In the first volume, we take a close look at twist rate effects and stability. Ever wonder how much twist rate affects your muzzle velocity? How much stability affects BC from the muzzle and far down range? How do you measure spin rate decay, and which rifling profiles are the best? Is precision (grouping) affected by twist rate and how much? In the Modern Advancements series, these questions are not only addressed in an academic way, but the ballistics are actually tested in controlled experiments designed to demonstrate whatever principal is being investigated. It’s a lot like the mythbusters approach where we ask a question, research it, then turn to live fire to find out the real answers.

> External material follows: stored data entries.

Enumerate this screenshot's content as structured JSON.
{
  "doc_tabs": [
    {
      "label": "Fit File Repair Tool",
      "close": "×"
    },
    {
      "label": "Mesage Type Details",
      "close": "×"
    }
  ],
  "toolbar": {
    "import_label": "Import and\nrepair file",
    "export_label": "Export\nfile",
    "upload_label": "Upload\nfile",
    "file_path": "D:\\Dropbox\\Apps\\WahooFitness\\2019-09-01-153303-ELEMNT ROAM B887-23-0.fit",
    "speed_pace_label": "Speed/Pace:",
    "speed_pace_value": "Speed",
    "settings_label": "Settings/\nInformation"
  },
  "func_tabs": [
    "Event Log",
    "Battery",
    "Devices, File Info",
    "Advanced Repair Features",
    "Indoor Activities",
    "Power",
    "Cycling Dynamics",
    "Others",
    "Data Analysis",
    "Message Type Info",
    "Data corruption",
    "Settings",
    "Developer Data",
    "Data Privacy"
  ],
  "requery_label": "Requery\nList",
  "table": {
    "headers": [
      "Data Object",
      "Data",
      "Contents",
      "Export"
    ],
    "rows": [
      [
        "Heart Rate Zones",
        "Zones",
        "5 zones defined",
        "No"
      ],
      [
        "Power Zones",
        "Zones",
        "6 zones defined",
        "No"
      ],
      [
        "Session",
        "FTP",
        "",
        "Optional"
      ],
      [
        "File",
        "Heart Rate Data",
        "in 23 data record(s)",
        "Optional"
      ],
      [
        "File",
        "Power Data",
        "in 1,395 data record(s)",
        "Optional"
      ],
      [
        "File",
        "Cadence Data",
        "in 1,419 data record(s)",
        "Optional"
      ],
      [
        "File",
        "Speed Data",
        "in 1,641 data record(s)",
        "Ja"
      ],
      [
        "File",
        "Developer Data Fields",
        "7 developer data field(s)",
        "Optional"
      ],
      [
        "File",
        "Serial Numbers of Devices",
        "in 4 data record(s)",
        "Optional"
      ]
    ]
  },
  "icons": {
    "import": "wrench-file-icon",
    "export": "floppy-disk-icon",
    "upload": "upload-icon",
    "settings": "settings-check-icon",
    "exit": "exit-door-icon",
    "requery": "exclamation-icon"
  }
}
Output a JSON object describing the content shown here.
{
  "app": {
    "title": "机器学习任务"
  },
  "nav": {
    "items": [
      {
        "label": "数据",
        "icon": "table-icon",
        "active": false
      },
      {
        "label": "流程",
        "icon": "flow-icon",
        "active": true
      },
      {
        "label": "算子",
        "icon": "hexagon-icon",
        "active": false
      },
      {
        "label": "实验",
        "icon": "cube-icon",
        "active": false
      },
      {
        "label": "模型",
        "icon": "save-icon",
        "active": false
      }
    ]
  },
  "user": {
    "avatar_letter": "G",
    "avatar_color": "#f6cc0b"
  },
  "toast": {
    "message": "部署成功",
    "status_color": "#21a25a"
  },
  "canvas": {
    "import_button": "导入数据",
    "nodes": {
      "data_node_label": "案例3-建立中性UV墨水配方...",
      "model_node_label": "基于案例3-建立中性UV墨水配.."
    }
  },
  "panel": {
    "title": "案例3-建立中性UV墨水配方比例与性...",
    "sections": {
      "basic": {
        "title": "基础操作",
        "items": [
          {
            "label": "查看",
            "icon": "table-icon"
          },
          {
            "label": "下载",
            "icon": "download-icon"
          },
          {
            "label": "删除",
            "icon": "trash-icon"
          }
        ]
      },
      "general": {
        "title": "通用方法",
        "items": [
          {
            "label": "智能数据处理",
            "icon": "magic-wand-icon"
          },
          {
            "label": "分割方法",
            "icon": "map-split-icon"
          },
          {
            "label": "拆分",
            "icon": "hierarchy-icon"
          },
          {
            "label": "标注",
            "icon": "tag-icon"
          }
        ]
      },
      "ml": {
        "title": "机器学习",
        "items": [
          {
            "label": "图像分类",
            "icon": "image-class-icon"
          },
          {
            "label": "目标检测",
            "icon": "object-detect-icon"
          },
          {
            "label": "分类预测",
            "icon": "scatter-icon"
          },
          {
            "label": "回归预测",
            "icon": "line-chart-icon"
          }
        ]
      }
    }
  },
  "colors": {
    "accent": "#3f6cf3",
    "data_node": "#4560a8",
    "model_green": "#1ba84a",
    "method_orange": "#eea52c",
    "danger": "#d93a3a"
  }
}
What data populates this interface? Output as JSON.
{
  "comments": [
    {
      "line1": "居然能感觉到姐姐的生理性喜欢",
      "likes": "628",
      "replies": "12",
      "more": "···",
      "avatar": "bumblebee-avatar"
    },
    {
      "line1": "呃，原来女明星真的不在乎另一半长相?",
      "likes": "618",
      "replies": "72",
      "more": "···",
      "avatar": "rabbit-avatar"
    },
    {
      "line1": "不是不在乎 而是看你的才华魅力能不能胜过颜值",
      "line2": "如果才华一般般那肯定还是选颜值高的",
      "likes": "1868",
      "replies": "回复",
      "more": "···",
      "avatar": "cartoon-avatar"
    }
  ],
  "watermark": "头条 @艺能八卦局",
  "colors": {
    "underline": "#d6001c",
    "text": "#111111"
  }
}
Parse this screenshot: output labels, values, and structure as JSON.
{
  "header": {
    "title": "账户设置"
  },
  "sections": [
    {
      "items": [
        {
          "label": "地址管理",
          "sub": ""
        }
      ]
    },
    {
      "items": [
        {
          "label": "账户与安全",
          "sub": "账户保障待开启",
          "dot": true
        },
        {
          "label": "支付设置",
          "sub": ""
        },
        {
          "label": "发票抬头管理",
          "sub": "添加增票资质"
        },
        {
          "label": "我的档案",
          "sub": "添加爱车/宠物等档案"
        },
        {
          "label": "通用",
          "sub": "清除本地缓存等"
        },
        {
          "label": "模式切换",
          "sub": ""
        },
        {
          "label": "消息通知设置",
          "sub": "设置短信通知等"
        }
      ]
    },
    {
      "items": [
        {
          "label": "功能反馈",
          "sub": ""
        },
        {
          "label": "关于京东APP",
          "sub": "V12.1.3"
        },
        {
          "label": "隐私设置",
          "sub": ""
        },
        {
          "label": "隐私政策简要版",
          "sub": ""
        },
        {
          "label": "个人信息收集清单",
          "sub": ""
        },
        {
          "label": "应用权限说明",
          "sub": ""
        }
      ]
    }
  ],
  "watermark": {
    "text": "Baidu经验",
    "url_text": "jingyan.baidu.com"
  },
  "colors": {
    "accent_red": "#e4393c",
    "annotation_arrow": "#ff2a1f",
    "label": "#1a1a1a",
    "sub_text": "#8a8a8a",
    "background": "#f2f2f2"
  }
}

Live fire testing in the Applied Ballistics Laboratory is a big part of the book series, but that’s not all there is to it. There are several chapters covering the design of modern long range rifles, optics, and bullets which discuss the positive attributes of the available modern equipment. There’s so much marketing hype surrounding everything that it can be difficult to sort out what really makes a difference and what doesn’t. The chapter on modern commercial chronographs answers a lot of questions about the nature and importance of accurate and precise velocity measurement, and which chronographs are the best, why, and what to avoid.
Contributing author Nick Vitalbo discusses cutting edge technology such as the proper use and capabilities of laser rangefinders, optical wind reading devices, and ballistic computers. Nick was formally an engineer at Lockheed Martin and project manager of the One Shot program. He is now the principal engineer on many of Applied Ballistics software integration and other technologies and software.
Basically if you’re interested in the science behind long range shooting and understanding ballistics at a fundamental level, this series is for you.